Je comprends pourquoi 26 personnes avant moi, sur SensCritique, ont émis une note sans écrire de critique sur Ultimex : parce que Ultimex se passe de critique.
C'est la BD ultime qui file la pêche au petit matin, celle qui inspire des générations de mecs cools, celle où les blagues potaches et les répliques bien senties se mélangent tels les ingrédients de la potion magique.
Ultimex est un agent de courtage chez Smith&Wesson. C'est un homme grand, fort, immensément viril, cultivé ; il a du style, de l'argent, un œil à la place de la tête dont il n'aime pas qu'on se moque, et il fume d'innombrables cigarettes au fil d'une journée ponctuée de bagarres dans des endroits louches, de filles constamment en quête sensuelle de son corps d'athlète, de litres d'alcool fort ingérés sans ciller et autres délices qui font le piment de la vie de cet homme pas comme les autres.

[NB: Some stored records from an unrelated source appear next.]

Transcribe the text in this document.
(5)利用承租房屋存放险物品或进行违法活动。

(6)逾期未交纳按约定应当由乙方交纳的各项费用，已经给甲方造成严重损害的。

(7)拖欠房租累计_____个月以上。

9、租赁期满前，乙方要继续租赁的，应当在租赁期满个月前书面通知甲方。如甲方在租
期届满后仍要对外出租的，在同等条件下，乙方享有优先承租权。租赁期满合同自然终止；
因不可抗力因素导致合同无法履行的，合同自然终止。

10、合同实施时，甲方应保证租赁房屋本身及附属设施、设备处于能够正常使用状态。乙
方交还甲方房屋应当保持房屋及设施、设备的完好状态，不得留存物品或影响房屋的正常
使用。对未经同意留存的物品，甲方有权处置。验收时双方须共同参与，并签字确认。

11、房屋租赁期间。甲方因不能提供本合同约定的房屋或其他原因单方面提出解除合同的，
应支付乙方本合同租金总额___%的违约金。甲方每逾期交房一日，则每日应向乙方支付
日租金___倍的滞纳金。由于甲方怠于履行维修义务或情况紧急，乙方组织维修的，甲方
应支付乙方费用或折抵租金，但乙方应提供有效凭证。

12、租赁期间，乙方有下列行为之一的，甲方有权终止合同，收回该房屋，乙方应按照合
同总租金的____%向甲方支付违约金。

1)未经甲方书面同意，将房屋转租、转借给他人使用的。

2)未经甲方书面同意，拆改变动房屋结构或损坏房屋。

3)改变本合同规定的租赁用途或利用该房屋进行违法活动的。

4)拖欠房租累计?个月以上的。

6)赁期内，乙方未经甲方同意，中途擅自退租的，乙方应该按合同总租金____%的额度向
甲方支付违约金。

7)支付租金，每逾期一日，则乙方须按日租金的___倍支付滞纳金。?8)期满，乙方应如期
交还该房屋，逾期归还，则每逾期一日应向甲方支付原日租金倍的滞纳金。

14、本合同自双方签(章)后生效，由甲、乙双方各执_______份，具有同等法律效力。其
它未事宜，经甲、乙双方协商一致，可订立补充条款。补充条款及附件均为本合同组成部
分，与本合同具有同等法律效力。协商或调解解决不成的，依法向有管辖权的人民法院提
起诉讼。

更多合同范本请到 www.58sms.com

Éternellement accompagné de son ami Steve, faire-valoir prodige à la sexualité ambigue, Ultimex évolue dans cette BD au gré d'un périple astucieux dans lequel il sera amené à rencontrer les nouveaux amis de son compagnon de toujours, une bande d'artistes bobo déclassés qui pensent refaire le monde à coups d'art alternatif, aigu, incompréhensible du public non avisé. On y découvrira le complot qui se trame et la manière, forcément musclée, dont Ultimex dénoue toute cette intrigue.
Le style de la BD peut faire peur au premier abord. C'est épuré, brouillon, on a l'impression d'avoir affaire à un dessinateur Jedi qui a eu envie de gribouiller comme un collégien. Et c'est la force de cette série complètement WTF : ces contours incertains et ce manque de couleurs, c'est avec la voracité d'un carnivore qu'on les ingurgite sitôt les premières pages passées, toujours en quête de la prochaine réplique mordante, ou des lois éthérées de la séduction hommes/femmes appliquées à ce héros inhumain dans tous les sens du terme.
L'histoire est salace, et bien ficelée, avec une fin magistrale dans l'esprit déjanté et pervers, mais avide de revanche, qui caractérise ce personnage qu'on déteste aimer (oui, je sais, comme Dr. House, sauf que Dr. House a une canne pour marcher, et qu'Ultimex a une canne pour crever les yeux de ce tout ce qui l'approche, ou pour s'essayer à quelques nouveaux trips au pieu pas franchement catholiques).
Pour faire court et efficace, donner sa chance à Ultimex, c'est se donner la chance de comprendre comment on peut faire plus grand, beau et fort que Chuck Norris.
Et c'est une occasion que je ne laisserais pas filer, si j'étais vous.